Sunday, 10 May 2020

Dark Obsession

David Kelsey has everything going for him. He has a great job as an engineer and is admired by his colleagues. He has purchased and fitted out a lovely home and is planning his marriage to his beloved Annabelle. He just has one problem, which he refers to as 'the Situation'. 

The Situation David has to fix is that Annabelle is not yet his. Despite his letters and calls, in which David confesses his love for her, Annabelle is married to another and does not share his affection. This does not stop David from imagining their life together. Indeed, on weekends when he returns to their home, he pours two martinis and imagines her there with him. 

In This Sweet Sickness (1960) Patricia Highsmith's psychological thriller, she has created a fascinating character in David.

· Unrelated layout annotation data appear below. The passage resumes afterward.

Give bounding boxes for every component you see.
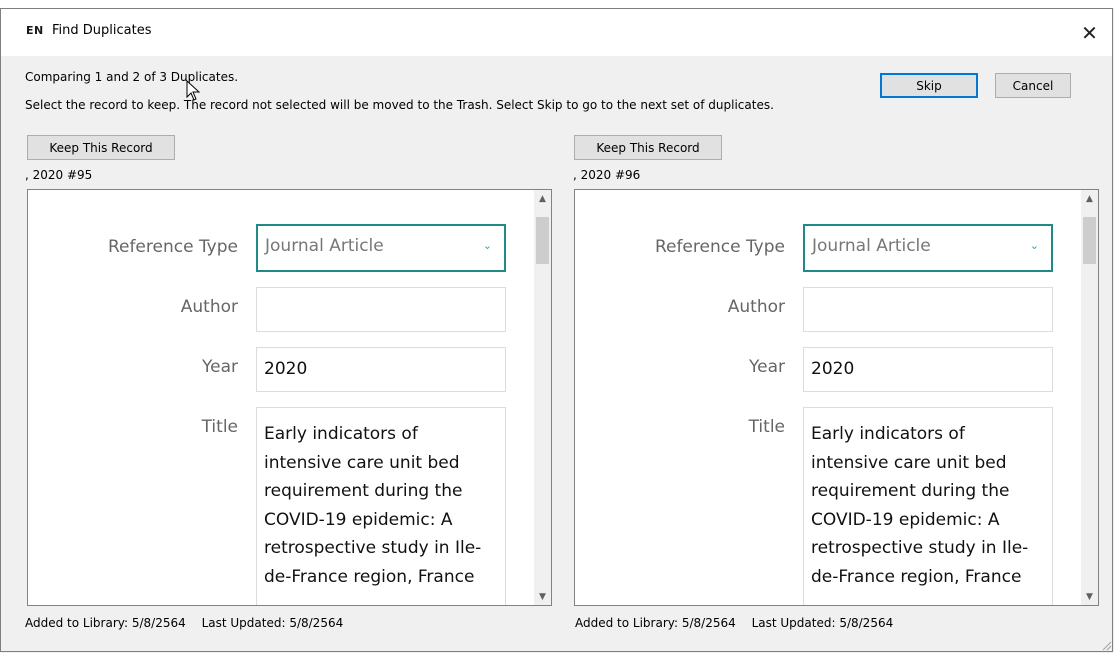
top-strip: [0, 0, 1114, 8]
comparing-status: Comparing 1 and 2 of 3 Duplicates.: [25, 70, 239, 84]
title-field[interactable]: Early indicators of intensive care unit …: [803, 407, 1053, 605]
title-bar: EN Find Duplicates ✕: [1, 9, 1112, 56]
author-label: Author: [180, 297, 238, 317]
title-value: Early indicators of intensive care unit …: [264, 424, 482, 587]
chevron-down-icon: ⌄: [1029, 239, 1039, 252]
scroll-up-icon[interactable]: ▲: [534, 190, 551, 207]
author-field[interactable]: [256, 287, 506, 332]
scroll-up-icon[interactable]: ▲: [1081, 190, 1098, 207]
chevron-down-icon: ⌄: [482, 239, 492, 252]
close-button[interactable]: ✕: [1067, 9, 1112, 56]
year-value: 2020: [264, 359, 308, 379]
reference-type-value: Journal Article: [265, 236, 384, 256]
scroll-down-icon[interactable]: ▼: [534, 588, 551, 605]
title-label: Title: [748, 417, 785, 437]
year-label: Year: [749, 357, 785, 377]
reference-type-select[interactable]: Journal Article ⌄: [803, 224, 1053, 272]
vertical-scrollbar[interactable]: ▲ ▼: [534, 190, 551, 605]
reference-type-select[interactable]: Journal Article ⌄: [256, 224, 506, 272]
year-value: 2020: [811, 359, 855, 379]
reference-type-label: Reference Type: [107, 237, 238, 257]
reference-type-label: Reference Type: [654, 237, 785, 257]
updated-date: Last Updated: 5/8/2564: [751, 616, 894, 630]
year-label: Year: [202, 357, 238, 377]
record-left-footer: Added to Library: 5/8/2564 Last Updated:…: [25, 616, 343, 630]
author-field[interactable]: [803, 287, 1053, 332]
year-field[interactable]: 2020: [803, 347, 1053, 392]
mouse-cursor-icon: [186, 80, 201, 101]
updated-date: Last Updated: 5/8/2564: [201, 616, 344, 630]
instructions-text: Select the record to keep. The record no…: [25, 98, 774, 112]
dialog-title: Find Duplicates: [52, 23, 152, 38]
skip-button[interactable]: Skip: [880, 73, 978, 98]
vertical-scrollbar[interactable]: ▲ ▼: [1081, 190, 1098, 605]
cancel-button[interactable]: Cancel: [995, 73, 1071, 98]
keep-record-left-button[interactable]: Keep This Record: [27, 135, 175, 160]
close-icon: ✕: [1081, 20, 1098, 45]
record-left-header: , 2020 #95: [25, 168, 93, 182]
record-left-panel: Reference Type Journal Article ⌄ Author …: [27, 189, 552, 606]
scroll-thumb[interactable]: [536, 217, 549, 264]
scroll-down-icon[interactable]: ▼: [1081, 588, 1098, 605]
record-right-footer: Added to Library: 5/8/2564 Last Updated:…: [575, 616, 893, 630]
scroll-thumb[interactable]: [1083, 217, 1096, 264]
record-right-panel: Reference Type Journal Article ⌄ Author …: [574, 189, 1099, 606]
title-label: Title: [201, 417, 238, 437]
year-field[interactable]: 2020: [256, 347, 506, 392]
added-date: Added to Library: 5/8/2564: [575, 616, 736, 630]
resize-grip-icon[interactable]: [1100, 639, 1112, 651]
added-date: Added to Library: 5/8/2564: [25, 616, 186, 630]
title-field[interactable]: Early indicators of intensive care unit …: [256, 407, 506, 605]
author-label: Author: [727, 297, 785, 317]
record-right-header: , 2020 #96: [573, 168, 641, 182]
keep-record-right-button[interactable]: Keep This Record: [574, 135, 722, 160]
app-icon: EN: [26, 24, 44, 37]
reference-type-value: Journal Article: [812, 236, 931, 256]
title-value: Early indicators of intensive care unit …: [811, 424, 1029, 587]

Readers begin by empathising with him, feeling as though he has a crush that he will get over. But as the novel progresses you realise how deeply disturbed he is and how he has crafted the identity of his alter-ego, William Neumeister, to be all the things he is not as his mind unravels. 

Of course it wouldn't be a Highsmith novel without a crime and David seems to get away with his, taking increasing risks and telling more lies until he cannot seperate fact from fiction. One has to feel for the women in David's life: Annabelle tries to let him down gently and encourage him to direct his affections to Effie, a local girl who is interested in him. David's obsession becomes more irrational and creepy as the novel progresses.

I really enjoyed this book. If I had one quibble it would be that it peaked too soon with the crime which exposes David/William's double life and loses a bit of momentum before the rapid-pace of the final chapters. But ultimately this is a fascinating character study which gets under the reader's skin.